Photo: GM Watch

GM Watch 11 January 2020

Claire Robinson

A new study reveals yet another major unintended effect from the CRISPR-Cas9 gene editing tool – with potentially serious implications for the food safety of gene-edited plants. The study found that CRISPR-Cas9 edits intended to knockout the function of a gene fail to do so. Instead, proteins are still produced from the damaged genes, and many of those proteins are still functional. The result could be the production of gene-edited plants that are toxic or allergenic.

This suggests existing CRISPR-edited plants with gene knockouts, such as the non-browning mushroomthat has been de-regulated in the US, should be subjected to extensive safety checks, as they could contain new proteins or compounds that pose a food safety risk.

Background

Every living cell contains genes that code for proteins that perform all essential functions that constitute a living organism, such as building the structures of our bodies, digesting food, or sensing the environment. However, many genes, and the proteins they code for, have unknown functions. In humans, one in five genes has an unknown function. One approach that scientists use to try to find out the function of proteins is to mutate (disrupt) the structure of the gene encoding a given protein and then monitor the consequences of this “knockout”.

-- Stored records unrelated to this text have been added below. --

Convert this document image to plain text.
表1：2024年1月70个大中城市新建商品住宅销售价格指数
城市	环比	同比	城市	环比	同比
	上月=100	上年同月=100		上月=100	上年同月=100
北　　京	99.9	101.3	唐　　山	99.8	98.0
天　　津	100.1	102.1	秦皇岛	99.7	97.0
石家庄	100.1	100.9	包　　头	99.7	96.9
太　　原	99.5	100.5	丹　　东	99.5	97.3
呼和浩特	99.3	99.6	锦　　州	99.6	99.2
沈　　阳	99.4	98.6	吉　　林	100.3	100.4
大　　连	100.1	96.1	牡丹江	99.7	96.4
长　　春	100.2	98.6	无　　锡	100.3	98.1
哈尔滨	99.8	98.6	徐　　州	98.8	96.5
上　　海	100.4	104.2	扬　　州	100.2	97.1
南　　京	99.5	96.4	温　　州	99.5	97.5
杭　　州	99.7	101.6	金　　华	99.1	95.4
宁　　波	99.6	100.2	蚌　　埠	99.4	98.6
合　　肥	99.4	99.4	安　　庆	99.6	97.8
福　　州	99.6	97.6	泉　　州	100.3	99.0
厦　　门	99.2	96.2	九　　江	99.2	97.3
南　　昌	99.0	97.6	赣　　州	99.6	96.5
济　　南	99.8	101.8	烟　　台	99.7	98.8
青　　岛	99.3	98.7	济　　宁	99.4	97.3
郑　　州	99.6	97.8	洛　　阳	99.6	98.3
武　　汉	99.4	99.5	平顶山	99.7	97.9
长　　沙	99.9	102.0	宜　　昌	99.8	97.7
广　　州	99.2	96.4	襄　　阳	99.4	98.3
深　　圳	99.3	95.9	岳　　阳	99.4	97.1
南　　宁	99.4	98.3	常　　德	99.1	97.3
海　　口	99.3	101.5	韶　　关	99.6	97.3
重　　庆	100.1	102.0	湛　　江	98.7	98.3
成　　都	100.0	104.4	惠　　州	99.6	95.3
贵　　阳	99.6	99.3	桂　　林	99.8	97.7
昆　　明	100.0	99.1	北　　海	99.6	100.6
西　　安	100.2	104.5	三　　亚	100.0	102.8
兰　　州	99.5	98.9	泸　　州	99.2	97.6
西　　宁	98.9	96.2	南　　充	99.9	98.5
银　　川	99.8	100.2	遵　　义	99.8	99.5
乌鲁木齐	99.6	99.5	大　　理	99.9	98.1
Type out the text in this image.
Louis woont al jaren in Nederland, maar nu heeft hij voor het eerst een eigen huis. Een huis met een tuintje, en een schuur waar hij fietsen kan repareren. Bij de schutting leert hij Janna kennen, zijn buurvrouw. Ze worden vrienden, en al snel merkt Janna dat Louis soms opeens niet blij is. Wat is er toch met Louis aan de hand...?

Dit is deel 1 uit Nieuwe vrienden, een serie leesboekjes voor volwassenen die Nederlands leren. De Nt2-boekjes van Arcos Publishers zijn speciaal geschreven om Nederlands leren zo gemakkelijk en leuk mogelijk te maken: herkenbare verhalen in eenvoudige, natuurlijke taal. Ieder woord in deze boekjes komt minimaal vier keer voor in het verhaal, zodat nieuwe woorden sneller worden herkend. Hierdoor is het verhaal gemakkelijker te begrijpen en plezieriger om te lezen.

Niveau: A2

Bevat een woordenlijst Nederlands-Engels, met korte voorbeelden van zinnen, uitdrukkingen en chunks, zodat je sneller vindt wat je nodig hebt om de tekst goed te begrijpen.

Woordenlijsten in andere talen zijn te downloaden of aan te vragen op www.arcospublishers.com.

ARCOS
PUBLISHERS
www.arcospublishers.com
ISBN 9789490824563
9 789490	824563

The invention of the CRISPR-Cas9 gene-editing tool has allowed scientists to generate gene knockouts far more easily than was possible in the past. CRISPR-Cas9 makes a double-strand cut in the DNA to disable (knockout) a gene, which, scientists have hitherto believed, makes the proteins it codes for nonfunctional. Scientists can then watch what happens to cells or an entire organism as a result, inferring the lost function from what goes wrong.

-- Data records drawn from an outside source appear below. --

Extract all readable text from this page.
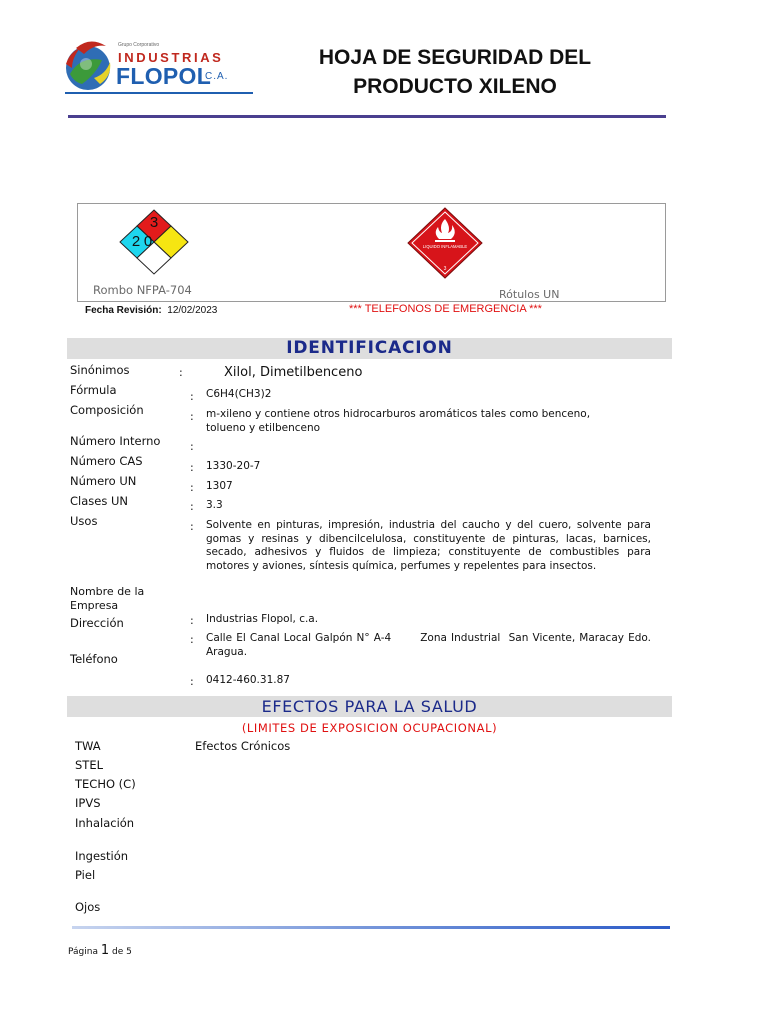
Grupo Corporativo
INDUSTRIAS
FLOPOL
C.A.
HOJA DE SEGURIDAD DEL
PRODUCTO XILENO
3
2 0
Rombo NFPA-704
LIQUIDO INFLAMABLE
3
Rótulos UN
Fecha Revisión: 12/02/2023	*** TELEFONOS DE EMERGENCIA ***
IDENTIFICACION
Sinónimos	:	Xilol, Dimetilbenceno
Fórmula	: C6H4(CH3)2
Composición	: m-xileno y contiene otros hidrocarburos aromáticos tales como benceno, tolueno y etilbenceno
Número Interno	:
Número CAS	: 1330-20-7
Número UN	: 1307
Clases UN	: 3.3
Usos	: Solvente en pinturas, impresión, industria del caucho y del cuero, solvente para gomas y resinas y dibencilcelulosa, constituyente de pinturas, lacas, barnices, secado, adhesivos y fluidos de limpieza; constituyente de combustibles para motores y aviones, síntesis química, perfumes y repelentes para insectos.
Nombre de la Empresa
: Industrias Flopol, c.a.
Dirección
: Calle El Canal Local Galpón N° A-4       Zona Industrial  San Vicente, Maracay Edo. Aragua.
Teléfono
: 0412-460.31.87
EFECTOS PARA LA SALUD
(LIMITES DE EXPOSICION OCUPACIONAL)
Efectos Crónicos
TWA
STEL
TECHO (C)
IPVS
Inhalación
Ingestión
Piel
Ojos
Página 1 de 5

Scientists were “terribly wrong”

As explained by an article in The Wire, the Cas9 enzyme searches the DNA, using a “guide RNA” to look for a specific sequence, and makes a cut where it finds a match. The gene, split in two, is repaired by the cell, but often results in varying lengths of DNA base units being deleted or added (indels). The Wire article explains, “Many scientists assume that if a chunk of a gene is missing then the protein that it encodes will not function, or even be produced” – but “In many cases, they would be terribly wrong.”